Accelerated Catalyst Discovery: The interplay between surface site stability and catalytic behavior

Τίτλος Παρουσίασης: Accelerated Catalyst Discovery: The interplay between surface site stability and catalytic behavior
Κατηγορία Συμβάντος: Πρόγραμμα Σεμιναρίων Τμήματος (Webinars)
Ονοματεπώνυμο Ομιλητή: Giannis Mpourmpakis
Προέλευση Ομιλητή (Affiliation): University of Pittsburgh Swanson School of Engineering
Αίθουσα: Βιβλιοθήκη "Αλκιβιάδης Χ. Παγιατάκης"
Ημερομηνία: Δευ, 04 Ιουλ 2022, Ώρα: 13:00 - 15:00
Διεύθυνση Διαδικτυακής Μετάδοσης: Meeting ID: 970 4209 0356, Passcode: 691087
Περίληψη

Metal nanoparticles find tremendous applications as catalysts in modern industry, facilitating the production of fuels and chemicals, while reducing the energy cost and environmental impact associated with chemical conversion processes. Despite the wide use of metal nanoparticles, their application as catalysts has heavily relied on trial-and-error experimentation in the lab. This lecture will demonstrate how computational research, blending first-principles calculations, multiscale modeling, and machine learning, can identify the active sites on a catalyst surface and accelerate catalyst discovery. Generalized models describing nanoparticle stability, adsorption, and catalytic behavior as a function of nanoparticle size, shape and metal composition will be presented effectively screening the tremendous materials space of bimetallic nanoparticles. Additionally, steps towards addressing complexity arising from reaction conditions will be introduced. Examples include changes on the surface site distribution of metal nanoparticles at elevated temperatures under thermochemical transformations, as well as the generation of active sites on ligand-protected nanoclusters in the presence of an applied potential, under electrocatalytic CO2 reduction conditions. Overall, this seminar will demonstrate a strong interplay between thermodynamic stability of active sites and catalytic activity, unlocking novel rational catalyst design methodologies to guide experimentation.

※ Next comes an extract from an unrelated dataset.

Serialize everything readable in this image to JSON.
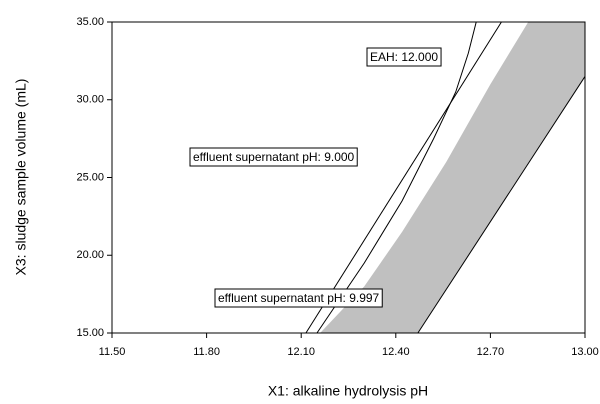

Αρχείο Περίληψης: seminar-patras-abstract-mpourmpakis.docx
Σύντομο Βιογραφικό Ομιλητή

Dr. Giannis Mpourmpakis is the Bicentennial Alumni Faculty Fellow, Associate Professor of Chemical Engineering at the University of Pittsburgh (USA) and a guest Professor in the Department of Physics at Chalmers University of Technology (Sweden). He received his PhD from the Chemistry Department, at the University of Crete (Greece) and he was a Marie-Curie fellow and Senior Researcher in the Chemical Engineering Department, at the University of Delaware (USA). His research focuses on the first-principles-based multiscale modeling of nanomaterials for energy and environmental applications. He has published 120 peer-reviewed research articles. He has received several awards, such as the National Science Foundation CAREER award (2017) and the 2019 Bodossaki Foundation Distinguished Young Scientist Prize (biannual prize awarded to the best Greek scientist around the world bellow the age of 40). He has been highlighted as “Emerging Investigator” by the ACS Journal of Chemical & Engineering Data (2018), as an emerging scholar in “Futures” by the AIChE journal (2020) and in “Spotlights in Thermodynamics and Computational Molecular Science” for emerging leadership at the 2022 AIChE meeting. For his contributions to education, Prof. Mpourmpakis was awarded the 2016 James Pommersheim Award for Excellence in Teaching in Chemical Engineering by the University of Pittsburgh. He has served as the President of the Pittsburgh-Cleveland Catalysis Society, he has organized several scientific sessions at national and international meetings (AIChE, ACS, NACS, etc) and he currently serves in the advisory board of the RSC journal Environmental Science: Nano.